Urinary incontinence isn't a disease, it's a symptom. It can be caused by everyday habits, underlying medical conditions or physical problems. A thorough evaluation by your doctor can help determine what's behind your incontinence.

Temporary urinary incontinence

Certain drinks, foods and medications can act as diuretics — stimulating your bladder and increasing your volume of urine. They include:

Alcohol
Caffeine
Decaffeinated tea and coffee
Carbonated drinks
Artificial sweeteners
Corn syrup
Foods that are high in spice, sugar or acid, especially citrus fruits
Heart and blood pressure medications, sedatives, and muscle relaxants
Large doses of vitamins B or C
Urinary incontinence also may be caused by an easily treatable medical condition, such as:

Urinary tract infection.
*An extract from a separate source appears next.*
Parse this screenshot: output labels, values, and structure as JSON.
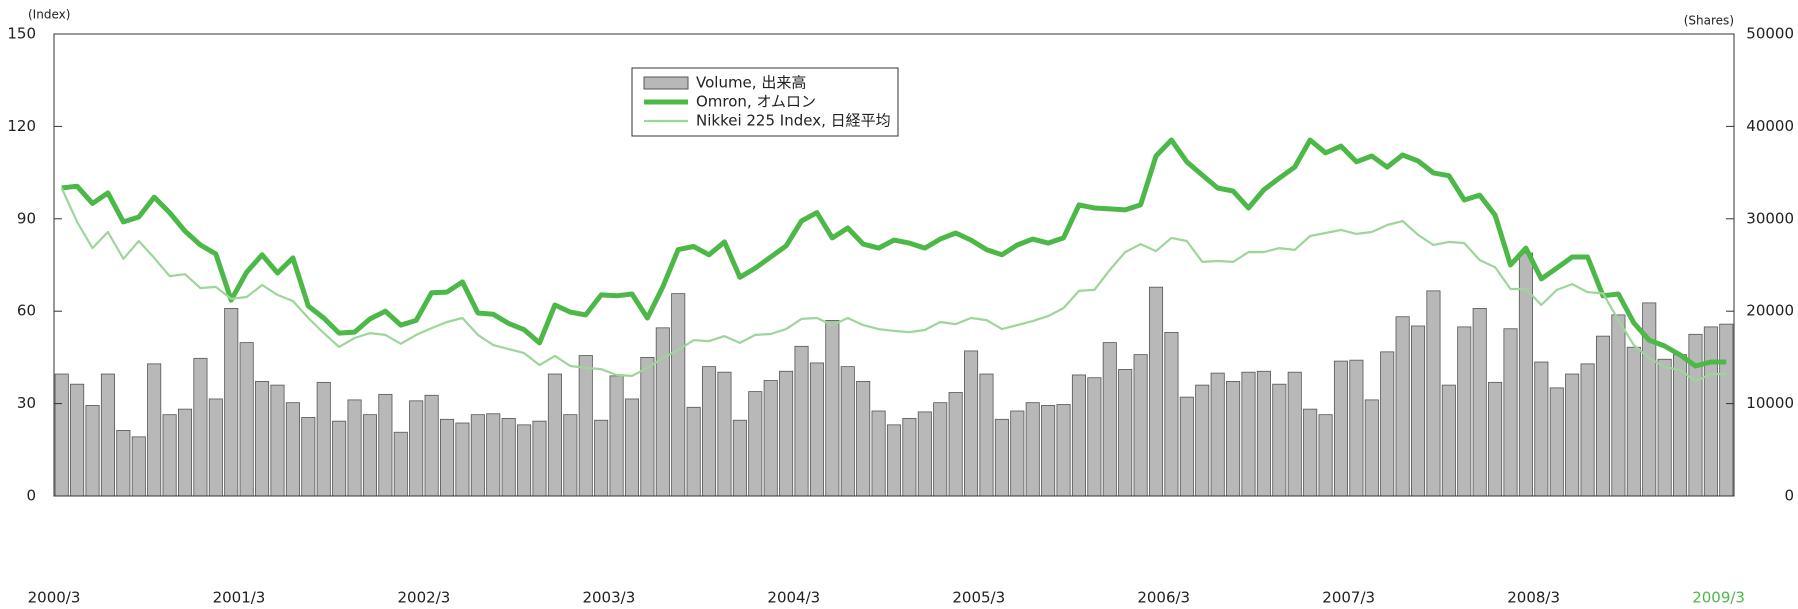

Infections can irritate your bladder, causing you to have strong urges to urinate, and sometimes incontinence. Other signs and symptoms of urinary tract infection include a burning sensation when you urinate and foul-smelling urine.
Constipation. The rectum is located near the bladder and shares many of the same nerves. Hard, compacted stool in your rectum causes these nerves to be overactive and increase urinary frequency.

Persistent urinary incontinence

Urinary incontinence can also be a persistent condition caused by underlying physical problems or changes, including:

Pregnancy. Hormonal changes and the increased weight of the uterus can lead to stress incontinence.
Childbirth. Vaginal delivery can weaken muscles needed for bladder control and also damage bladder nerves and supportive tissue, leading to a dropped (prolapsed) pelvic floor. With prolapse, the bladder, uterus, rectum or small intestine can get pushed down from the usual position and protrude into the vagina. Such protrusions can be associated with incontinence.
Changes with age. Aging of the bladder muscle can decrease the bladder's capacity to store urine.
Menopause. After menopause women produce less estrogen, a hormone that helps keep the lining of the bladder and urethra healthy. Deterioration of these tissues can aggravate incontinence.

Hysterectomy. In women, the bladder and uterus are supported by many of the same muscles and ligaments. Any surgery that involves a woman's reproductive system, including removal of the uterus, may damage the supporting pelvic floor muscles, which can lead to incontinence.
Enlarged prostate. Especially in older men, incontinence often stems from enlargement of the prostate gland, a condition known as benign prostatic hyperplasia.
Prostate cancer. In men, stress incontinence or urge incontinence can be associated with untreated prostate cancer. But more often, incontinence is a side effect of treatments for prostate cancer.
Obstruction. A tumor anywhere along your urinary tract can block the normal flow of urine, leading to overflow incontinence. Urinary stones — hard, stone-like masses that form in the bladder — sometimes cause urine leakage.
Neurological disorders. Multiple sclerosis, Parkinson's disease, stroke, a brain tumor or a spinal injury can interfere with nerve signals involved in bladder control, causing urinary incontinence.

What is stress urinary incontinence? (SUI)
Stress incontinence is an involuntary loss of urine that occurs during physical activity, such as coughing, sneezing, laughing, or exercise. You may also have SUI if you lose urine when you walk, lift something, or get up from a seated or lying position.
Any movement that puts pressure on the bladder (such as a sneeze) causes the urethra to lose its seal and allows urine to escape.